Nowhere is Tati’s ambivalence toward modernism more apparent than with the furniture he designed (along with Jacques Lagrange, his longtime set designer) for the Villa Arpel.  The three key pieces—the “Haricot” sofa (shaped like a bean), the rocking chair with the yellow seat, and the “Harper” sofa (think two tootsie rolls connected by a folded paper clip)—are designed to convey discomfort.
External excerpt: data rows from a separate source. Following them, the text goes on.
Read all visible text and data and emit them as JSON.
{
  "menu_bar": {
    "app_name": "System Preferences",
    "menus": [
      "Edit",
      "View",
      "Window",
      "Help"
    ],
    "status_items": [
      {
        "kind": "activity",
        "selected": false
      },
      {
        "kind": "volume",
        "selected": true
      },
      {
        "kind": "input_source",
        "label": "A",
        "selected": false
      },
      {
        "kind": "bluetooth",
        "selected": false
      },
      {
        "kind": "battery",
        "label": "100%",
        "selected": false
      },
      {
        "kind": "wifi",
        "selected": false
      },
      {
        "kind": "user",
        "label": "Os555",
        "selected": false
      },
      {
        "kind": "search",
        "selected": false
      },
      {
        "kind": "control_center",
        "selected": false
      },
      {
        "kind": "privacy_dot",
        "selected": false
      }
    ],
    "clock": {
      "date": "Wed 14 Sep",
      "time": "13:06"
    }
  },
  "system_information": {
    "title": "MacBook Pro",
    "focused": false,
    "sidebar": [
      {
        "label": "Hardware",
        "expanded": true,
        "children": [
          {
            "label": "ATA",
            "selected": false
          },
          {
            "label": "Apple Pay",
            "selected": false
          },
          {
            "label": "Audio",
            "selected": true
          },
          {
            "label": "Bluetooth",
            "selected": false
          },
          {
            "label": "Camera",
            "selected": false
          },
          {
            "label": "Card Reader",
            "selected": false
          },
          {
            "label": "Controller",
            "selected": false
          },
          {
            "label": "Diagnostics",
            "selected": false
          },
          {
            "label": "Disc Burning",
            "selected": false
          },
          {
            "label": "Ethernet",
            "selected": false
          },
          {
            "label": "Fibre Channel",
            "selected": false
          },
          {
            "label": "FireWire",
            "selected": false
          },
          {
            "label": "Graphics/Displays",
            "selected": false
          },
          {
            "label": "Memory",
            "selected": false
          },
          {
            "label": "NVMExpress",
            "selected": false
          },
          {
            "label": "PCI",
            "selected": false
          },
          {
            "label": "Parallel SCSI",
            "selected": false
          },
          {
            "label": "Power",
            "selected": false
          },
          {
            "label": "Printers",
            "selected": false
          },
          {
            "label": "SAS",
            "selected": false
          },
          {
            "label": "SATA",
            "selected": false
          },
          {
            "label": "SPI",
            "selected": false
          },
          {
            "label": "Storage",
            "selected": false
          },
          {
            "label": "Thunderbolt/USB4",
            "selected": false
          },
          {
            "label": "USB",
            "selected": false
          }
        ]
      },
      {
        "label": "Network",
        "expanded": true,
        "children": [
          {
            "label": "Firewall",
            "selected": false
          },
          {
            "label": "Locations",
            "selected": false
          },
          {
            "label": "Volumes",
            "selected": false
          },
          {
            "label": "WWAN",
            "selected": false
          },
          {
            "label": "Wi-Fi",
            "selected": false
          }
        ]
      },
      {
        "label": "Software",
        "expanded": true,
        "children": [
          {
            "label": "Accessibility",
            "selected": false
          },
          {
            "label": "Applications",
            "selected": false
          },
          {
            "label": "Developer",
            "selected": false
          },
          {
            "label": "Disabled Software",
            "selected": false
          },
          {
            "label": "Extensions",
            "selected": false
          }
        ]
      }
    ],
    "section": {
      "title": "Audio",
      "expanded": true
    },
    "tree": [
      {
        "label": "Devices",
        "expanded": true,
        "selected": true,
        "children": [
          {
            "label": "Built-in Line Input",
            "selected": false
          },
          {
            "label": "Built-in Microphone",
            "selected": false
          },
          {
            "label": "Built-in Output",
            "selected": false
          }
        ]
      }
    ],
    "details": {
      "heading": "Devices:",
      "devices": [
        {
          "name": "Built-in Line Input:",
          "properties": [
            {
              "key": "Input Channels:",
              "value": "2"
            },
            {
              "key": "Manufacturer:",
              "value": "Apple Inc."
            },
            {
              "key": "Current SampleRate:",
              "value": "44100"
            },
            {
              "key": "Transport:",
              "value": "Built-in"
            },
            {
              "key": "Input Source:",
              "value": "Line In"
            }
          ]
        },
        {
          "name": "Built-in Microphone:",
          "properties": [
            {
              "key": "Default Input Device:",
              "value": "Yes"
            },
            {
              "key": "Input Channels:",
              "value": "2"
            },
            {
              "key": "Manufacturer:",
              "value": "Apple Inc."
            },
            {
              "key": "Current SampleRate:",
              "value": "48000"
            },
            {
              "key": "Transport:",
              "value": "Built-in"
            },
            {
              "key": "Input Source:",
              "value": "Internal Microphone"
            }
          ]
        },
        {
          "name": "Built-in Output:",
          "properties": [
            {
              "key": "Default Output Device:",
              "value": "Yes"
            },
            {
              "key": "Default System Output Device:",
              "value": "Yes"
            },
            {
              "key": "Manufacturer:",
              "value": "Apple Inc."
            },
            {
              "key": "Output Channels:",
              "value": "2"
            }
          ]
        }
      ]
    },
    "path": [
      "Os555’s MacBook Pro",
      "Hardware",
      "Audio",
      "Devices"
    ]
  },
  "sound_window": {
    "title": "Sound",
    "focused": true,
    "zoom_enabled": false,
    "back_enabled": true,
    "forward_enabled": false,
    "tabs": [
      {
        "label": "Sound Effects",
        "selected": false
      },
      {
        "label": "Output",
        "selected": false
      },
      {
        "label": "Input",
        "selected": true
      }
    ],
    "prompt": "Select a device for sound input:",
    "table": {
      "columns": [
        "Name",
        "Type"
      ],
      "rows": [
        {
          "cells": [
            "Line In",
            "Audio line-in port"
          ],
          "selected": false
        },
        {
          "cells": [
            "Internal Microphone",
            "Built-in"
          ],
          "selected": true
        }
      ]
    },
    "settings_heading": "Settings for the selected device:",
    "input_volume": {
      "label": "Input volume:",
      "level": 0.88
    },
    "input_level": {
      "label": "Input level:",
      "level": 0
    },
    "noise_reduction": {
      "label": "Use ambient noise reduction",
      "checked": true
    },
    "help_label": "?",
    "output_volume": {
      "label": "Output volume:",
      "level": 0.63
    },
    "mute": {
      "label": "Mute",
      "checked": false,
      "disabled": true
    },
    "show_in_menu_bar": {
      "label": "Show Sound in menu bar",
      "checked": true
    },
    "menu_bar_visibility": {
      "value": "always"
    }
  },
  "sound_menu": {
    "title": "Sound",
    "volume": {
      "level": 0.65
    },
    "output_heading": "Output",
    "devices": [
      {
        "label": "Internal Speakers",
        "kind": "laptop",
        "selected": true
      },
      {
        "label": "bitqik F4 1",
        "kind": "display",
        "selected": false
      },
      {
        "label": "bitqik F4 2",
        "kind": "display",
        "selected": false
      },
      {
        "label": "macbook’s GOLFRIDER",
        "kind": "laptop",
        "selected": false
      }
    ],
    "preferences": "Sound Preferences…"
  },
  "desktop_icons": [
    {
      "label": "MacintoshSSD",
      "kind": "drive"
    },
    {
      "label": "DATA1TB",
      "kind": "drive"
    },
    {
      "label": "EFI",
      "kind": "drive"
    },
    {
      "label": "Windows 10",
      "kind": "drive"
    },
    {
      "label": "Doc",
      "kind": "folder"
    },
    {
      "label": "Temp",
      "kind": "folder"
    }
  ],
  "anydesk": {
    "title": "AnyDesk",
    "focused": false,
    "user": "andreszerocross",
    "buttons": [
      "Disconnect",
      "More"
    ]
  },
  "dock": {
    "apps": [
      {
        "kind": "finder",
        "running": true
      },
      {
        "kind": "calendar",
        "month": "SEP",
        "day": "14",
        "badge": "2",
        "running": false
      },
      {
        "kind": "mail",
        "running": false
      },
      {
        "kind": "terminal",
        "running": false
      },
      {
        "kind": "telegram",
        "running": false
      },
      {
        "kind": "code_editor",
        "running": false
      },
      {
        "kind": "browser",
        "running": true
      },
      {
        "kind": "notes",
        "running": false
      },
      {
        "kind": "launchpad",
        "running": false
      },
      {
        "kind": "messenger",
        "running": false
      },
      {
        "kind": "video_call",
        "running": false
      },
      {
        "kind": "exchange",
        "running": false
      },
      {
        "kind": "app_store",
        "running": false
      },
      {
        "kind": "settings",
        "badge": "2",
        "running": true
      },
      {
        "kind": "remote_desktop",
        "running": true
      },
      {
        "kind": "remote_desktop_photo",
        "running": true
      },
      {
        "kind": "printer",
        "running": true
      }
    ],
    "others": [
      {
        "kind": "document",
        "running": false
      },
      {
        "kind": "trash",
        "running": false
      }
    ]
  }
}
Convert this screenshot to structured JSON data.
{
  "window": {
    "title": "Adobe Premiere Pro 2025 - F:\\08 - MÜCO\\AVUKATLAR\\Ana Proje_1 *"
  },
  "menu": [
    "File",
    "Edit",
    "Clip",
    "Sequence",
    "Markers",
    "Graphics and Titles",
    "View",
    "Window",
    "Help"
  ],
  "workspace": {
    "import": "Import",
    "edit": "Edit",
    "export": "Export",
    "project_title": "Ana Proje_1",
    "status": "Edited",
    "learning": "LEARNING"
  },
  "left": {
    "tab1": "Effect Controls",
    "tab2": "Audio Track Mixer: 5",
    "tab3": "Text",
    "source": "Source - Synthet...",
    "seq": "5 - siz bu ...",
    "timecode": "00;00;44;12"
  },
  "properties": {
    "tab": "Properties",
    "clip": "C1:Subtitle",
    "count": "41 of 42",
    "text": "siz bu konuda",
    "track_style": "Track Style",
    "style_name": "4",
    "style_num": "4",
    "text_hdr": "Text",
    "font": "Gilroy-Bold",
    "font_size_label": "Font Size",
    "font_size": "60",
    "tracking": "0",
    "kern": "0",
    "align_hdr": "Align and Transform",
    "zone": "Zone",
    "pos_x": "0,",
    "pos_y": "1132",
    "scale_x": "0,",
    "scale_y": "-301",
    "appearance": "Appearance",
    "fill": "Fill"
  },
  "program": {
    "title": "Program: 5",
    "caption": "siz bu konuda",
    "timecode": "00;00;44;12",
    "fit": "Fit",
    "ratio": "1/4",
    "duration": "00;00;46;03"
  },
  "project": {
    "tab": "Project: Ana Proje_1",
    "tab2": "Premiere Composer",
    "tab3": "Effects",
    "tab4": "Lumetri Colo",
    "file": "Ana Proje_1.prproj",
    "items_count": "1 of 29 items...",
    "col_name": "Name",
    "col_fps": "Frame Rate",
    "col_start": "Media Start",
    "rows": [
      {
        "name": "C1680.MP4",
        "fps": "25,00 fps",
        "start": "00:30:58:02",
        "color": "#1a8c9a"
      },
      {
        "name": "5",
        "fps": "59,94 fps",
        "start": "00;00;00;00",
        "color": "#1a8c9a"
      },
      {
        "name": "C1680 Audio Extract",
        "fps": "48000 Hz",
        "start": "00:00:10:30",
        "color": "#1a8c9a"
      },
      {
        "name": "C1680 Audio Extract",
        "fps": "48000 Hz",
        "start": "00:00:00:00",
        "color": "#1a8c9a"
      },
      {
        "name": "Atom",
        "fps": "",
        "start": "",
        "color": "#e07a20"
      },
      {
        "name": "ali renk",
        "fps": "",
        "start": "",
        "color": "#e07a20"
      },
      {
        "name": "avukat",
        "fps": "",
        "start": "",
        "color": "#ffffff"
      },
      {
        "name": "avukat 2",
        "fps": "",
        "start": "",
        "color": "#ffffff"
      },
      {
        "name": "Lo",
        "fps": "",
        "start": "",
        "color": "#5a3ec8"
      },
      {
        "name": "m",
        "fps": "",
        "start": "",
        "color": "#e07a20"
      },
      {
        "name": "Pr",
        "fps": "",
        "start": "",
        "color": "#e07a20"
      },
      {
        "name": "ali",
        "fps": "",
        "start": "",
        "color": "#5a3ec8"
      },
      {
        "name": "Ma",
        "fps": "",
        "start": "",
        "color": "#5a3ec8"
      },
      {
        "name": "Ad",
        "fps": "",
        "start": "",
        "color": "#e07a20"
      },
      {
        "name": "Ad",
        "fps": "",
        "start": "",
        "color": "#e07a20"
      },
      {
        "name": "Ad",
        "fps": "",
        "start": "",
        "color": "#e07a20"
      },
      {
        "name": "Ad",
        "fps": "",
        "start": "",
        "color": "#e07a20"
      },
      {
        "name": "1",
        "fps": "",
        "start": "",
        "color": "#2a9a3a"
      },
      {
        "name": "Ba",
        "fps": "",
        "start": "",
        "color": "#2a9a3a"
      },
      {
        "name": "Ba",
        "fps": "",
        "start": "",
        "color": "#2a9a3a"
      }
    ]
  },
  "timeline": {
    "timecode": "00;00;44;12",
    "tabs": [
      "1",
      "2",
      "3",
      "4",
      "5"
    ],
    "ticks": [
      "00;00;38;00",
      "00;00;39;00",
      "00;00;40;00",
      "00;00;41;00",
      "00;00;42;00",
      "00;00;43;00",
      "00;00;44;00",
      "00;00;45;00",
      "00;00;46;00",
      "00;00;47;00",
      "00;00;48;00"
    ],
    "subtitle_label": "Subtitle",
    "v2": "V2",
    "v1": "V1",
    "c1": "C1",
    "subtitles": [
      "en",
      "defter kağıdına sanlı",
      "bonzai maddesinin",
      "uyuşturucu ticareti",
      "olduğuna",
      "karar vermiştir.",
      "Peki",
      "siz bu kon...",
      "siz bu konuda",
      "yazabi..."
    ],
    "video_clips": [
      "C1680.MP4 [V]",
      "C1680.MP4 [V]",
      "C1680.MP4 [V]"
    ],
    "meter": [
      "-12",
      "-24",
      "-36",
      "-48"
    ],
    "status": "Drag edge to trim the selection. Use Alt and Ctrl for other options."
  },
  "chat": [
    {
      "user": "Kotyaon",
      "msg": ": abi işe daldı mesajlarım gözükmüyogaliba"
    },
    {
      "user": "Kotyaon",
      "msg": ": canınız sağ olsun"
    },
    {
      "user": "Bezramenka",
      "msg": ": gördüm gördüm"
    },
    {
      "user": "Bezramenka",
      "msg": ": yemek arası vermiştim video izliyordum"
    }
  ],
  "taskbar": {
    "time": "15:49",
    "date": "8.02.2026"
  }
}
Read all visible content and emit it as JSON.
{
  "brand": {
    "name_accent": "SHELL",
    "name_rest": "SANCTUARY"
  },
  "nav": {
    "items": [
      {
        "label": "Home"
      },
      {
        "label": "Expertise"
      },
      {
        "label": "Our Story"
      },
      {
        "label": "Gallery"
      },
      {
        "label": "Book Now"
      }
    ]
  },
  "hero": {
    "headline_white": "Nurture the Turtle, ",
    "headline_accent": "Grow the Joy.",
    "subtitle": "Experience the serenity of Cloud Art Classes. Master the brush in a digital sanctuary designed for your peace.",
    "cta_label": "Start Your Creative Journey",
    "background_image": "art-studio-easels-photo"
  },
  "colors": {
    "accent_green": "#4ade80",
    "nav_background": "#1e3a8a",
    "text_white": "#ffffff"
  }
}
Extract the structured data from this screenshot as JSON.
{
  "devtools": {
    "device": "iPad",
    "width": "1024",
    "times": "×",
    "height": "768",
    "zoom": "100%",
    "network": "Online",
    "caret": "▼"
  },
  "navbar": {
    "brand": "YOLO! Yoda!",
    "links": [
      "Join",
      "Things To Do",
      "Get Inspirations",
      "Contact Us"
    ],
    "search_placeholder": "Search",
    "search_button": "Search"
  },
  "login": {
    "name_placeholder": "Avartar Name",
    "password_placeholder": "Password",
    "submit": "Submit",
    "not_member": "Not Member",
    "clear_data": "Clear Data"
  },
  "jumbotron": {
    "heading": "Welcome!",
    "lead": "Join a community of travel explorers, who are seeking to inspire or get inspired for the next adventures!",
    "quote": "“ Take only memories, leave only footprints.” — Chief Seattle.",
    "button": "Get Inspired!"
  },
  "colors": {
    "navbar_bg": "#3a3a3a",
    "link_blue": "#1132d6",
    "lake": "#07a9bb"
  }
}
At this they succeed, but again Tati goes further than needed.  The rocking chair has a long seat and short back, forcing M.  Arpel to slouch when seated, but this element creates an asymmetry that is visually exciting.  The Haricot sofa looks impossible to lounge upon, and Hulot is forced to turn it on its side to sleep on it.  Try this, though, and you will understand how much effort went into the design, which referenced both Perriand and Kiesler (the 1942 Peggy Guggenheim installation).The Harper sofa is shown with a woman perched rigidly on it, but it is the most beautiful of Tati’s designs—and one of the most striking sofas of the fifties—bridging the precision of the machine age and the sculptural presence of the mid-century (Lescaze meets Noguchi).  One could even argue that these pieces rate highly as good design; they are visually excellent and suited to purpose, given that their purpose is to look uncomfortable.  As a testament to their enduring appeal, all three designs were recently issued by Domeau & Peres in an edition of eight. Ironically, Tati anticipated not only the minimalism of the 1960’s but the limited-edition, not-for-comfort design/art of the present decade.